(CN) – The World Trade Organization said Monday that 30-year tax breaks given to Boeing by Washington state to produce the 777X airliner violate international agreements on subsidies and countervailing measures.
The WTO’s decision comes in response to a complaint by the European Union, which argued that Washington state’s amendment and extension of tax incentives for the aerospace industry through 2040 went against previous WTO rulings. The EU complained that the tax breaks given to Boeing are contingent on the use of domestic goods in the production of the 777X, specifically its wings.
Boeing is headquartered in Renton, Washington. The 777X will compete with France-based Airbus’ A350 aircraft. German carrier Lufthansa has already ordered 34 of the 777X to replace its aging 747s, with delivery expected by 2020.

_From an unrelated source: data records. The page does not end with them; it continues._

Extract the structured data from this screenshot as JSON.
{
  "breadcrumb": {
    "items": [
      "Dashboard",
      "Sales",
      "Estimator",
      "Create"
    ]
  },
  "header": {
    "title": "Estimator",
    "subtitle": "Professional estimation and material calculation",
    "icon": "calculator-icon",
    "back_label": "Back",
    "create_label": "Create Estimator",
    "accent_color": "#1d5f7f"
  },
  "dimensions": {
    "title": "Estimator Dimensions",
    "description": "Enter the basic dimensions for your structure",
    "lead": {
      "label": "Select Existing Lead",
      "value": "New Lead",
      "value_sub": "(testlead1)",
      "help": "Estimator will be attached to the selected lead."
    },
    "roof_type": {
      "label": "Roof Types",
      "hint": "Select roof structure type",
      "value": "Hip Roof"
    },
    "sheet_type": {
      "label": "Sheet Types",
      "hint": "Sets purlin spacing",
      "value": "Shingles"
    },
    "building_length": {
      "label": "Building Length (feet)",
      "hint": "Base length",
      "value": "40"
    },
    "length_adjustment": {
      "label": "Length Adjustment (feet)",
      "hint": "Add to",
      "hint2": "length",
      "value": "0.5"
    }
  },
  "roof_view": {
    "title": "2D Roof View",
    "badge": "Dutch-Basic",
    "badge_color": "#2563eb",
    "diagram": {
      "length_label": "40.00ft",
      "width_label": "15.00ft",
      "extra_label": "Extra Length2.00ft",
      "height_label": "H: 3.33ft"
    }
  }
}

The WTO found that Washington state’s decision to make reduced business and occupation tax rates contingent on Boeing’s use of domestic over imported goods discriminates against foreign producers, and violates two articles of the Subsidies and Countervailing Measures Agreement.

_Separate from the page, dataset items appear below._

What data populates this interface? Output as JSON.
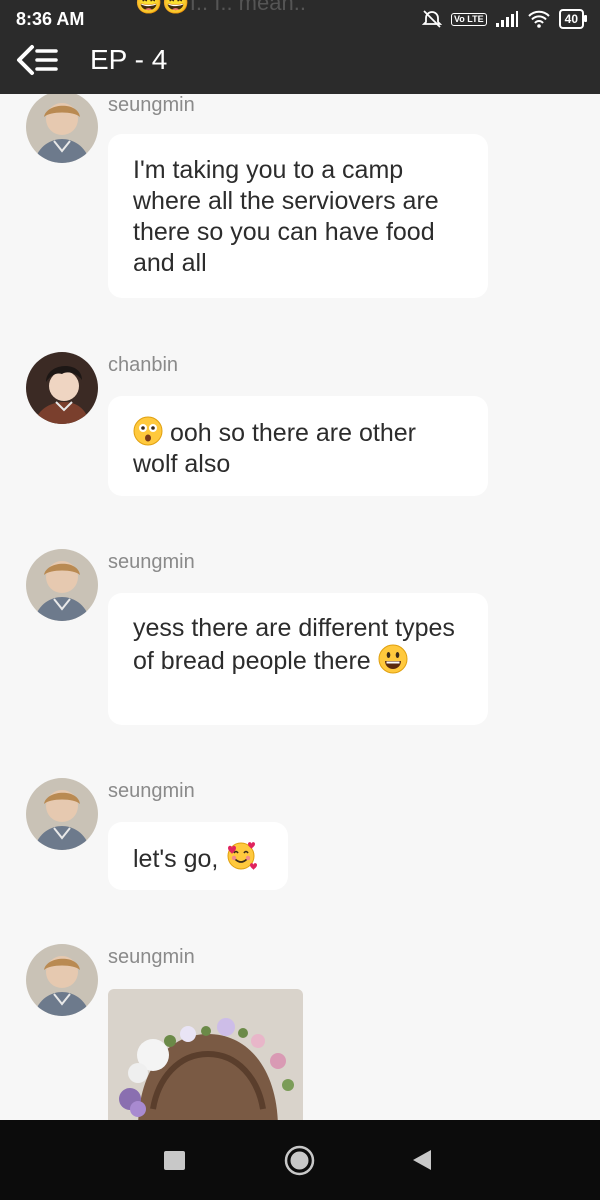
{
  "status_bar": {
    "time": "8:36 AM",
    "behind_text": "😄😄I.. I.. mean..",
    "volte": "Vo LTE",
    "battery": "40"
  },
  "header": {
    "title": "EP - 4"
  },
  "messages": [
    {
      "sender": "seungmin",
      "text": "I'm taking you to a camp where all the serviovers are there so you can have food and all"
    },
    {
      "sender": "chanbin",
      "emoji": "astonished-face-emoji",
      "text": "ooh so there are other wolf also"
    },
    {
      "sender": "seungmin",
      "text": "yess there are different types of bread people there",
      "emoji": "grinning-face-emoji"
    },
    {
      "sender": "seungmin",
      "text": "let's go,",
      "emoji": "smiling-face-with-hearts-emoji"
    },
    {
      "sender": "seungmin",
      "image": "flower-crown-photo"
    }
  ],
  "icons": {
    "back": "back-menu-icon",
    "alarm_off": "alarm-off-icon",
    "signal": "signal-icon",
    "wifi": "wifi-icon",
    "battery": "battery-icon",
    "recent": "recent-apps-icon",
    "home": "home-icon",
    "back_nav": "back-triangle-icon"
  },
  "colors": {
    "topbar": "#2b2b2b",
    "background": "#f7f7f7",
    "bubble": "#ffffff",
    "name": "#8a8a8a",
    "nav_bar": "#0c0c0c"
  }
}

European trade commissioner Cecilia Malmstrom hailed the WTO findings and called on Washington state to claw back the subsidies.
“Today’s WTO ruling is an important victory for the EU and its aircraft industry. The panel has found that the additional massive subsidies of $5.7 billion provided by Washington state to Boeing are strictly illegal. We expect the U.S. to respect the rules, uphold fair competition, and withdraw these subsidies without any delay,” Malmstrom said in a statement.
The European Commission said the WTO is expected to issue its findings in another long-running dispute involving U.S. subsidies to Boeing soon.
That complaint, also brought by the EU, involves tax breaks to Boeing from cities and states including Washington state, Kansas and Illinois, and federal agencies including NASA, the Pentagon and the Departments of Commerce and Labor.